Last month the authorities said they had arrested 82 people targeting the Olympics and said they had broken up five groups with links to Uighurs who posed a threat to the Games.
Human Rights groups say Beijing's leaders have used Olympic security as an excuse to crackdown on the Uighurs.
Terrorism experts and Chinese authorities, however, have said that with more than 100,000 soldiers and police guarding Beijing and other Olympic co-host cities, terrorists were more likely to attack less-protected areas.
Beijing was yesterday a gridlock of checkpoints as spot checks were carried out and police patrolled all major roads leading to the Olympic venues.
A small group of protesters who clashed with police near Tiananmen Square, saying the happiness of the Beijing Olympics was built on their pain, were swiftly led away.

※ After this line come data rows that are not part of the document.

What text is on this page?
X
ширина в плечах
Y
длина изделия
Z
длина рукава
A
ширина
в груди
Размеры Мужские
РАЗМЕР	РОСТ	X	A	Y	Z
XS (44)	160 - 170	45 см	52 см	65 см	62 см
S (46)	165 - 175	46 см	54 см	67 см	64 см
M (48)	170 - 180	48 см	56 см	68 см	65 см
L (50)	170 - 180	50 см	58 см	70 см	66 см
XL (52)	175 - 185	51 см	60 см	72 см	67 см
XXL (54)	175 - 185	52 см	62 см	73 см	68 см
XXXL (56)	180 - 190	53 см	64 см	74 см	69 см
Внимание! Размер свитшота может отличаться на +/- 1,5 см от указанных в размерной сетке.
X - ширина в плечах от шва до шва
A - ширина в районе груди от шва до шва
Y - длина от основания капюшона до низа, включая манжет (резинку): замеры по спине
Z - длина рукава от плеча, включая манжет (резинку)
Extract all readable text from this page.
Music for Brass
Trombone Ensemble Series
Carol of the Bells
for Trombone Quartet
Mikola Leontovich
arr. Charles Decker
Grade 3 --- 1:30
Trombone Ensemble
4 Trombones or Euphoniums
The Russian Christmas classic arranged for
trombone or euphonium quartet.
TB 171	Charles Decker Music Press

The protesters said they had been evicted from their homes to make way for reconstruction of the district. The area is being rebuilt into a commercial strip with businesses such as Nike, Starbucks and Rolex.
Demonstrations in and near central Beijing's Tiananmen Square are rare and generally stopped quickly by police. China is sensitive to any public criticism of the Olympics, and has stationed security agents throughout the city to watch for signs of unrest.
One of the biggest problems facing the authorities remains pollution with a heavy, thick haze returning to hang low over Beijing after three clear sunny days.
China said it will begin monitoring additional air pollutants after the Olympic Games as part of efforts to expand pollution controls.
The Environment Ministry releases an air pollution rating each day for Beijing, called
an Air Pollution Index, but this does not include ozone and tiny particulate matter.
The ultra-fine dust particles, at 2.5 micrometers, are considered especially harmful to health because they are small enough to penetrate the lungs and create respiratory problems. Ozone, a colourless gas, can also cause respiratory problems.
The host city's polluted air has been one of the biggest worries for Olympic organisers and prompted drastic measures earlier this month that included pulling half the city's 3.3 million vehicles off the roads, halting most construction and closing some factories in the capital and surrounding provinces.